People on and around the University of Michigan campus have a very high rate of mask use to prevent the spread of coronavirus, according to observations made at 18 indoor and outdoor locations over the past six weeks.
In all, 94% of people observed by student researchers as part of a national project in partnership with the Centers for Disease Control and Prevention wore a mask, and all but 7% of them wore the mask correctly over both their mouth and nose. The data come from 1,704 observations made from February 8 through March 20.
U-M and the state of Michigan both require masks be worn indoors at public locations and businesses, and U-M requires masks on all of its property, both indoors and outdoors. Off campus, state public health rules do not require someone to wear a mask outdoors when they can maintain six feet of distance from others, and under a few other circumstances.
In the observations made on and near the U-M campus, 98% of individuals wore masks at the indoor locations, while 87% wore them outdoors. The observers could not tell if the passers-by they observed were students, faculty, staff, vendors, or community members. Some observation points were on public streets within a few blocks of the campus; outdoor mask wearing was a few points higher at the outdoor on-campus locations than the outdoor off-campus ones.
Tammy Chang, M.D., M.S., assistant professor, leads the U-M-based team taking part in CDC’s Mask Adherence Surveillance at Colleges and Universities Project (MASCUP!).

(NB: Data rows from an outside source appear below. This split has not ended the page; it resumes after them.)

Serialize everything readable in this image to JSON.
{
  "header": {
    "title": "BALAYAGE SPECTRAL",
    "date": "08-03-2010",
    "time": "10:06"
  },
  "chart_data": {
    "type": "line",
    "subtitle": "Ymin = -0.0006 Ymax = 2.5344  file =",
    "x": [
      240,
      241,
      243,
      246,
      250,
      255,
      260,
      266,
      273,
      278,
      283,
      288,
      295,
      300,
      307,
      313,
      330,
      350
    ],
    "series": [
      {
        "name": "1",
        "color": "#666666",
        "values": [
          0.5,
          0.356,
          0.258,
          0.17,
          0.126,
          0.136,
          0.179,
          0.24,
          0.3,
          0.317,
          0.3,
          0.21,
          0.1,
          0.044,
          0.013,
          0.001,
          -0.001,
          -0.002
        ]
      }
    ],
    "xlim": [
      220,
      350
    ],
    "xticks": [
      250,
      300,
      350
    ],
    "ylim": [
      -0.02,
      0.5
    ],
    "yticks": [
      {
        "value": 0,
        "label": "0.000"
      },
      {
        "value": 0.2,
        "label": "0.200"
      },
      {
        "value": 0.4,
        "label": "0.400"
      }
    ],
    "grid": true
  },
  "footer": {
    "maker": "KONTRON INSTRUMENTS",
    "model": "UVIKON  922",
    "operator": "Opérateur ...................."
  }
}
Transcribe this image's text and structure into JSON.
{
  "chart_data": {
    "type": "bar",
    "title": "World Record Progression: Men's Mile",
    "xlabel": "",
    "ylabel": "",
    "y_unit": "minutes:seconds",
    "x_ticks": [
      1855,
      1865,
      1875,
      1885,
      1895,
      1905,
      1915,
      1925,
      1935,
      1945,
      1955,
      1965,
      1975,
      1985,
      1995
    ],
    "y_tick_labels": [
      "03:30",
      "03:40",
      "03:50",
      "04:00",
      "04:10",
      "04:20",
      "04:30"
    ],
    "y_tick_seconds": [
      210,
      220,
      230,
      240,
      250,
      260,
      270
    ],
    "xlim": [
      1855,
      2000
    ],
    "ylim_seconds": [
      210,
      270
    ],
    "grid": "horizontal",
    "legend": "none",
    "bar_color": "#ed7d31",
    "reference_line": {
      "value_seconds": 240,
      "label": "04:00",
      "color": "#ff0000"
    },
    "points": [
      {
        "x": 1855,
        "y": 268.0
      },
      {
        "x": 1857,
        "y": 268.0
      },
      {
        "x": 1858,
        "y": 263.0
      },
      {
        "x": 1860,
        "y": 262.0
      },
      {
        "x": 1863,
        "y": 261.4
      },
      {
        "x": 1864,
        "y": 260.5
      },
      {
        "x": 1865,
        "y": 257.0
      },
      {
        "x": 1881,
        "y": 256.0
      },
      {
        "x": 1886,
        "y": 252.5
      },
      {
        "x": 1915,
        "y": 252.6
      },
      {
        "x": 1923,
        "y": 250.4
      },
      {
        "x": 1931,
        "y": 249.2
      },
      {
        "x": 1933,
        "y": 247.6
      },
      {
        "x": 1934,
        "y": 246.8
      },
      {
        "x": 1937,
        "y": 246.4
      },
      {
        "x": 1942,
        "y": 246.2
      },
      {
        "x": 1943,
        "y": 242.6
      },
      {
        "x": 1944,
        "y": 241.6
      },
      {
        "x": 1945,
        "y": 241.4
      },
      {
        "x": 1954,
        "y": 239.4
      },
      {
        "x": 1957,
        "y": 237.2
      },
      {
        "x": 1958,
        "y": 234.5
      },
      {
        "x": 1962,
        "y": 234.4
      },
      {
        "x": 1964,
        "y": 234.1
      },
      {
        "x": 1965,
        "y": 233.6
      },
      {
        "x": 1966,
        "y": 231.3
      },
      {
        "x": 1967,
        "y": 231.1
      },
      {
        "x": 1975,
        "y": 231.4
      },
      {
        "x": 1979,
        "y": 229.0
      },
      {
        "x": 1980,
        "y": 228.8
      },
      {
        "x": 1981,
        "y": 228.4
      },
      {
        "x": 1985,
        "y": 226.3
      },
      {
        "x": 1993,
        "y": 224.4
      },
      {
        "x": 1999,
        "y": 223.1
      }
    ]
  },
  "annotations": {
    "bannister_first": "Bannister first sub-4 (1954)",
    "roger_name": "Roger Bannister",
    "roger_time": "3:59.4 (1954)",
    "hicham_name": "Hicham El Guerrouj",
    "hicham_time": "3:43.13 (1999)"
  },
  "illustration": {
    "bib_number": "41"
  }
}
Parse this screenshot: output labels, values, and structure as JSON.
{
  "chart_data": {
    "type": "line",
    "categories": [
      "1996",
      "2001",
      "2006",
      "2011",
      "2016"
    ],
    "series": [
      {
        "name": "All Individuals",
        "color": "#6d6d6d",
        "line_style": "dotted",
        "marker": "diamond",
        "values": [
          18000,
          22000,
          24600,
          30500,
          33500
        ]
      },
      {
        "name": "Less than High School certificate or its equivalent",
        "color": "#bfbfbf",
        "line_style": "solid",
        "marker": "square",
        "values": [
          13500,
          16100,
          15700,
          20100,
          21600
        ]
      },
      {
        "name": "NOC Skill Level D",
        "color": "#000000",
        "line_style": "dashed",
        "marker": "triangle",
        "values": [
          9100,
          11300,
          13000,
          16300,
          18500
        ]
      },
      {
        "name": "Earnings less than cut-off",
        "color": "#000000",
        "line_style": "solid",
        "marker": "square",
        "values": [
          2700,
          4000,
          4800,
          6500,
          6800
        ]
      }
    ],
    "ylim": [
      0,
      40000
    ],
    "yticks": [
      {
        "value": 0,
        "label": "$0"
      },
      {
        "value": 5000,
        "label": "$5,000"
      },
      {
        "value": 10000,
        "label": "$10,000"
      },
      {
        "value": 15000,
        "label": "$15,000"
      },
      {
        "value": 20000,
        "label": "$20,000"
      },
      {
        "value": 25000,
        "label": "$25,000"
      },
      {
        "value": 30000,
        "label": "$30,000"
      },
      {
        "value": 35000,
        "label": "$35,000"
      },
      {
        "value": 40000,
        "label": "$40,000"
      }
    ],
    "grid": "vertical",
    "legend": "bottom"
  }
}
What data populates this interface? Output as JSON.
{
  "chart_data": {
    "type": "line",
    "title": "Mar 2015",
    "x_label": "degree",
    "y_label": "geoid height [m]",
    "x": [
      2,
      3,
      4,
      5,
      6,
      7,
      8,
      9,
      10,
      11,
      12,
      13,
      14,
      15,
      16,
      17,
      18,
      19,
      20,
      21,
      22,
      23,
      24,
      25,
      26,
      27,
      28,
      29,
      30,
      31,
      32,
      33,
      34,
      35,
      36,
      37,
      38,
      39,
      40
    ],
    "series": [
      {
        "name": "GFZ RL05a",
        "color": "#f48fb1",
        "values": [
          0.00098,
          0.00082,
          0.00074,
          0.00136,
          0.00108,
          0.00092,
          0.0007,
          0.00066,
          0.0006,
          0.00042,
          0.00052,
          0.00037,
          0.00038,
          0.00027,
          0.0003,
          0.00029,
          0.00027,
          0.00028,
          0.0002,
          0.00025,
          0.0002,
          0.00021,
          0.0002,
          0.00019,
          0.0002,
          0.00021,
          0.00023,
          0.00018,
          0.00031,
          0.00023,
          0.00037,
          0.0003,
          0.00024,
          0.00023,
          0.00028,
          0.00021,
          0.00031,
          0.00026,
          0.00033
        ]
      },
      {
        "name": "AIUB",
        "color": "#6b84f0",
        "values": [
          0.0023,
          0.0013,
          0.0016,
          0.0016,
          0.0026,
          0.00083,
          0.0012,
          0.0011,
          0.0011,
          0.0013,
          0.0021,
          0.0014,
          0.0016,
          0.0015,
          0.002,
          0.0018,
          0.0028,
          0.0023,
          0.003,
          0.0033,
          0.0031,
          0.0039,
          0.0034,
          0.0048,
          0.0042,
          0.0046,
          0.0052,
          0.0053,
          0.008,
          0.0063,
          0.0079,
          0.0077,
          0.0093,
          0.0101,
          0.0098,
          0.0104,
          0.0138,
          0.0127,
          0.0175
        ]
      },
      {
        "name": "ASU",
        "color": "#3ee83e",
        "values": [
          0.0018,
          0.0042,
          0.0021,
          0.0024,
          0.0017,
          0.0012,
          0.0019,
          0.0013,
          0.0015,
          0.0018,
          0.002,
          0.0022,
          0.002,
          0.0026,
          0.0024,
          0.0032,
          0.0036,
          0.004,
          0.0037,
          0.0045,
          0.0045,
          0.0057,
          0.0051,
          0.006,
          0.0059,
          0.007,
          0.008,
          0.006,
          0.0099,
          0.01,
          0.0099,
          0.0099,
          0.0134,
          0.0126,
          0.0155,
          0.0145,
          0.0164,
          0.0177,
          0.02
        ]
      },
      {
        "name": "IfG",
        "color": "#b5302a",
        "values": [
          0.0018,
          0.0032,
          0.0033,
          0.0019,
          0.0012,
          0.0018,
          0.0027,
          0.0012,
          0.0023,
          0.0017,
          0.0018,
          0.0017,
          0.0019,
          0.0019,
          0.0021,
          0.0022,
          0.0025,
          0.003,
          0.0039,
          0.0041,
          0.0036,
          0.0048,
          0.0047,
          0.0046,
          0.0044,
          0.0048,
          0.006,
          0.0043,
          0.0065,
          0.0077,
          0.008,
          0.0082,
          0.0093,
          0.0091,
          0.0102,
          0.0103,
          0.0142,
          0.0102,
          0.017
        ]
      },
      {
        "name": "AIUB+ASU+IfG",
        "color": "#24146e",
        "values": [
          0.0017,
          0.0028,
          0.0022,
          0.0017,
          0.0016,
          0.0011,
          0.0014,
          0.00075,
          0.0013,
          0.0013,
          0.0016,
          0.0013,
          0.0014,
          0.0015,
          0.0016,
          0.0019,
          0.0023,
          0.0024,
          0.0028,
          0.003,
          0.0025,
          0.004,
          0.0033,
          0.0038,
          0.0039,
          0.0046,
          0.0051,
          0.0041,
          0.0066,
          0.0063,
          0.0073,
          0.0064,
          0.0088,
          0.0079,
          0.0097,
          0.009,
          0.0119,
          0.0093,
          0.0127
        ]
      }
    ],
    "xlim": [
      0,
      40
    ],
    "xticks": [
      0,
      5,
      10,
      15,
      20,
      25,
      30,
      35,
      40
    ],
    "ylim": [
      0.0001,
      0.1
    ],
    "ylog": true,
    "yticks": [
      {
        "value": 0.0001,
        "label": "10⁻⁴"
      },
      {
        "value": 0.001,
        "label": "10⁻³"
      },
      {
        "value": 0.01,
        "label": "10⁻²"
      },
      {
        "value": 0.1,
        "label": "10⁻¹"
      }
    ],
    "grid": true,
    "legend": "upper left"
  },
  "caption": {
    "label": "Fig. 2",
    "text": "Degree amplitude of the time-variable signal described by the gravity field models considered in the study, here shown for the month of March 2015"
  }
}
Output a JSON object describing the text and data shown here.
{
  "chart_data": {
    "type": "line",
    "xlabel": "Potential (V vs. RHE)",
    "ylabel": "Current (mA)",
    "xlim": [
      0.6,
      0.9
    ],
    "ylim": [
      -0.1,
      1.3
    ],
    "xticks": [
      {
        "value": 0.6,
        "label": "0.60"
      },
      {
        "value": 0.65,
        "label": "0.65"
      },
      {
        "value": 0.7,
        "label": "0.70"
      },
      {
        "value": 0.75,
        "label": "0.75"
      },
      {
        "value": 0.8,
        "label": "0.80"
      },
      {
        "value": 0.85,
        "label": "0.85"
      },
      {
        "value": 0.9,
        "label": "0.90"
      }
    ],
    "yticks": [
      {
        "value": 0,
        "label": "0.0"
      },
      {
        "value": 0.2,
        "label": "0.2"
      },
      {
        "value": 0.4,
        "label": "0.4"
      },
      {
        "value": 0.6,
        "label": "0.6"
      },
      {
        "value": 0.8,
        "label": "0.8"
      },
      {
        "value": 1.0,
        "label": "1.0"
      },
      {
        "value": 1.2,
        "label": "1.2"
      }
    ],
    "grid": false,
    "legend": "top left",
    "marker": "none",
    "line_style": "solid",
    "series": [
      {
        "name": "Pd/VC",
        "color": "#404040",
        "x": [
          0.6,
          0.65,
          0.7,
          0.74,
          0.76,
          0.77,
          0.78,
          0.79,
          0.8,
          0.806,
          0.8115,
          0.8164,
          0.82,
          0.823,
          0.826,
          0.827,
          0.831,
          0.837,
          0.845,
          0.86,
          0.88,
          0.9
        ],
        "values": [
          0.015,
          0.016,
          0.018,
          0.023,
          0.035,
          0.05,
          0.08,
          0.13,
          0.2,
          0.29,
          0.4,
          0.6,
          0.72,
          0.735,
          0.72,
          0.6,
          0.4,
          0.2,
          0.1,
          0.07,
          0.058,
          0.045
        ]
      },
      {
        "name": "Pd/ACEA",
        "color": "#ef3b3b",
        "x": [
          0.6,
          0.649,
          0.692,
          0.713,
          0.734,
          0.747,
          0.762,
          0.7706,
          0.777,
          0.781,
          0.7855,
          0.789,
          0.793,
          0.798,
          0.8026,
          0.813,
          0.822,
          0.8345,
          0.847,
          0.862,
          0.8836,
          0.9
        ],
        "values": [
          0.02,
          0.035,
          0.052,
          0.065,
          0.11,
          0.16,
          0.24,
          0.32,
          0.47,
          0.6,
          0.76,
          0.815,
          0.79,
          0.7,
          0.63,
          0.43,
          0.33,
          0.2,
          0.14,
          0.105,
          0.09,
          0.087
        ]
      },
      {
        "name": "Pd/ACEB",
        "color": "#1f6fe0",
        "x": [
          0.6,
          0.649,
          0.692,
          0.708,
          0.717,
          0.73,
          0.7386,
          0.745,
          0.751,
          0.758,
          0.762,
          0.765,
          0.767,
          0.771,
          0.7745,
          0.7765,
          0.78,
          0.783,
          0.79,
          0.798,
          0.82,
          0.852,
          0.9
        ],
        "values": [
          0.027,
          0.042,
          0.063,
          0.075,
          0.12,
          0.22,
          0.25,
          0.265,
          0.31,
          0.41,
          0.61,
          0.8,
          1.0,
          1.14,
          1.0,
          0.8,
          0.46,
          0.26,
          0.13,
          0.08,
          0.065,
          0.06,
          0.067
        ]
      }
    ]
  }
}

The project, now under way at 60 campuses across the country, recently reported results from a pilot project conducted last fall at six colleges and universities, not including U-M.
Observations will continue through mid-April, and this article will be updated with new data at the end of the project.
“We know that masks work to protect both the wearer and the people around them from coronavirus transmission, and these data show that on and near the U-M campus, the vast majority of people are wearing masks, and wearing them correctly,” says Chang, who specializes in studying health behaviors and attitudes among teens and young adults. “This indicates a strong sense of safety and responsibility among the people we observed, which is something that I think is important for our local community and as people decide if they want to come back to campus when it is allowed.”
Currently, U-M and many other universities are holding most classes online, but some in-person learning and activities such as sports are allowed if public health guidance is followed. Residence halls are at greatly reduced capacity but many students live off-campus. Planning is under way for in-person instruction, residence hall occupancy and activities in the fall.
Chang notes that the data from the study cannot be used to draw a straight line between mask use in Ann Arbor and cases of COVID-19, because no observations were made in private residential settings nor outside the immediate campus area. But she and her team have provided their data on a regular basis to the Washtenaw County Health Department and the UM COVID-19 Campus Health Response Committee since the observations began in February.
The more-contagious strain of the novel coronavirus known as the “UK variant” was confirmed to have arrived in Michigan via a person who traveled from Great Britain to Ann Arbor in January. This prompted a “stay in place” order for U-M students to avoid gatherings and non-essential trips out of their residence that ended February 7, just before the MASCUP! observations began.
The observation period occurred after the CDC issued new mask-wearing guidance that emphasized multiple-layer cloth masks, and high-quality disposable masks often used in medical settings, and recommended against single-layer gaiter-style face coverings and face shields worn alone. In all, 53% of the people observed in Ann Arbor wore cloth masks, and 35% wore disposable medical-procedure masks. Just under 4% wore gaiters.
Marika Waselewski, M.P.H., a research specialist on Chang’s research team, says “It’s good to see in hard data what I’ve generally observed, that students and people near campus are doing the right thing and what they’re supposed to be doing.”
The team of 19 students from across U-M who are working with Chang and Waselewski received special training to standardize the way they make and record observations. They use a web-based interface managed by the CDC, and feed their data directly to the national study. U-M School of Public Health associate professor Emily Toth Martin, Ph.D., is also part of the team.
“We need to empower students to be change agents in COVID-19, and active in the response to a pandemic that has changed their lives,” says Chang. “We need to understand how it is affecting them, and give them opportunities to make a difference in small and large ways.”